Emergency room drug shortages have shot up by more than 400% during the last decade, while crucial therapies for cancer now cost tens and even hundreds of thousands of dollars — with little transparency from pharmaceutical firms as to why.

Drug company mergers are one reason for the shortages, as well as for the rise in prices for drugs and devices like the EpiPen.

Forget patents, long criticized for increasing costs for consumers: There's so little competition in the U.S. pharma industry today that companies don't even need patents to profit from monopolies on specific medications.

Compounding the problem of pharma consolidation is the fact that the Food and Drug Administration has a long backlog of generic drugs yet to be approved.

A potential solution could be for the FDA to explicitly fast track any generic drugs with only one existing competitor, as Harvard Medical School professors Jerry Avorn and Aaron Kesselheim have suggested in Health Affairs' blog. Another could be to loosen standards so Americans can access cheaper drugs produced in other developed countries, they wrote:

"The FDA should be permitted and encouraged to approve a generic product based on data already collected, if that product has been approved by a regulatory authority in another advanced country that enforces standards for good manufacturing practices that are as high as its own. Just as states within the U.S. recognize driver's licenses issued by other states, it is possible to identify drug regulatory bodies in other nations that have sufficiently rigorous procedures in place and recognize their certification of a given generic product."

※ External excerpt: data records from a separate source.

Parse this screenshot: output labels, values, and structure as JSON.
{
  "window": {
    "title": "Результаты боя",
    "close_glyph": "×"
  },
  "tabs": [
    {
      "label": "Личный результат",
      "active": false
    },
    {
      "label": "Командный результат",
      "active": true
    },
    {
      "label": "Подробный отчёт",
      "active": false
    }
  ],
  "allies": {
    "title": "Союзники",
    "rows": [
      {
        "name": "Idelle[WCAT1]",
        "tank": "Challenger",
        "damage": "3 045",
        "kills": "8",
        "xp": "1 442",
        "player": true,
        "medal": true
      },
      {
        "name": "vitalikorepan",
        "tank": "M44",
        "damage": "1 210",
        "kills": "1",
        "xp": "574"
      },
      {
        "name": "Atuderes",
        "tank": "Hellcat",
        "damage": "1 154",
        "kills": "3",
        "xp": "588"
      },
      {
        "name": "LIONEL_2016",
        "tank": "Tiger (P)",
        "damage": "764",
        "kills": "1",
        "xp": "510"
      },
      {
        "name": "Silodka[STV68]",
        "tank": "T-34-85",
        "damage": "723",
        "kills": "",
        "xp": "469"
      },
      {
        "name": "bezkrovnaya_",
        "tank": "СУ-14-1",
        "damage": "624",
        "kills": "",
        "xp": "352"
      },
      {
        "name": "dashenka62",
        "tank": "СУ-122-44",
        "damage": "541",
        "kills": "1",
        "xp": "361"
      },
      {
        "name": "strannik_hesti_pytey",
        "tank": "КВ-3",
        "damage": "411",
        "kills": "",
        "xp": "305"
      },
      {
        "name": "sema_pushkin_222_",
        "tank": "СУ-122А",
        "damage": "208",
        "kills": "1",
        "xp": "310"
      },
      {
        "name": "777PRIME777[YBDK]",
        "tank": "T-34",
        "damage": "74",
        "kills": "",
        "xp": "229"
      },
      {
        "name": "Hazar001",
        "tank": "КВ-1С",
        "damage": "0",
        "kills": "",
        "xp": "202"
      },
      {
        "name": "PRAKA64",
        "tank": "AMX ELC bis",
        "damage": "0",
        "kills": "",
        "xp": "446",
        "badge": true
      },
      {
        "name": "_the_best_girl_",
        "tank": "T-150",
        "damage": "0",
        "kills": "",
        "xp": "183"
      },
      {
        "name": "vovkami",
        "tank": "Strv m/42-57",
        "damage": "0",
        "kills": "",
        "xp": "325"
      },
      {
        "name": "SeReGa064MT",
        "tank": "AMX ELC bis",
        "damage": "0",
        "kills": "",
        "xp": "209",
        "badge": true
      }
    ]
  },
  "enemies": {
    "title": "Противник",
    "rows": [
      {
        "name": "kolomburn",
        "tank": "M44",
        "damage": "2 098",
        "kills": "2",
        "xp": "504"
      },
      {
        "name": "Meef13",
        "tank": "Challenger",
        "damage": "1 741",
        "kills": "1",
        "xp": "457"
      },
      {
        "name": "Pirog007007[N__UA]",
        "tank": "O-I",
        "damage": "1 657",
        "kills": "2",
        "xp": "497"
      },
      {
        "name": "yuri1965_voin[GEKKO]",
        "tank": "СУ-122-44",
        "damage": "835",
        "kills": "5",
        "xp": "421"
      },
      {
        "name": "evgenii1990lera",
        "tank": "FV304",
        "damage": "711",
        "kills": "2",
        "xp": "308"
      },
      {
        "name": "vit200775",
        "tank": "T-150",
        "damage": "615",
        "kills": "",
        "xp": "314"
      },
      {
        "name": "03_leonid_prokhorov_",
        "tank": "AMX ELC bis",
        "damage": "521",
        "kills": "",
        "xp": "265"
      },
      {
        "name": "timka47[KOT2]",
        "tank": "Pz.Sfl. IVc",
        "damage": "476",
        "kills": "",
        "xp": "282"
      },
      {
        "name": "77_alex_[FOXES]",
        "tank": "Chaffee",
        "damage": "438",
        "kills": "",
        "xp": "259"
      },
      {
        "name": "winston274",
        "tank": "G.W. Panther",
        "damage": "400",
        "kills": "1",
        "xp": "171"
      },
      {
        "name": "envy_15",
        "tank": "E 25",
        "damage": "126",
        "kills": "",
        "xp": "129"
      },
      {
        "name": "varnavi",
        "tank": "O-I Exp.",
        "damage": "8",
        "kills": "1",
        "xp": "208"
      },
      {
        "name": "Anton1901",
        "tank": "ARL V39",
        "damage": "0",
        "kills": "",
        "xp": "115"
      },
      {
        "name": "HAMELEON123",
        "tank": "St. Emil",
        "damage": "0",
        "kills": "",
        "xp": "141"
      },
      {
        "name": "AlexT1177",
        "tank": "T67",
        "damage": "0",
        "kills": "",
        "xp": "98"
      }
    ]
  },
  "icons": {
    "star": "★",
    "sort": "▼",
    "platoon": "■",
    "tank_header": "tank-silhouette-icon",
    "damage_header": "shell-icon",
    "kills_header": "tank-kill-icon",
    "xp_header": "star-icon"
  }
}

There's a case for adopting more than just foreign drugs. State-run health care systems abroad are far better at negotiating with pharma companies and getting competitive prices for consumers. Two milligrams of Eylea, used to treat a common cause for blindness, costs more than $1,900 under Medicare but only about $900 in Norway, for example.

Yet another challenge in the United States is cost transparency.

Drugmakers often point to studies showing high prices are necessary because they spend billions of dollars on research and development. But it's hard to know for sure, without rules requiring companies to disclose the logic behind their pricing schemes.

Finally, there's the problem of awareness: Despite a steady rise over the last decade, the price of EpiPens are likely only getting attention now because parents are increasingly likely to be on high-deductible insurance plans — which means they are paying out of pocket this back-to-school season.

The good news for those who don't want to shell out $300 on EpiPen packs?

There are alternatives that cost between $20 and $140.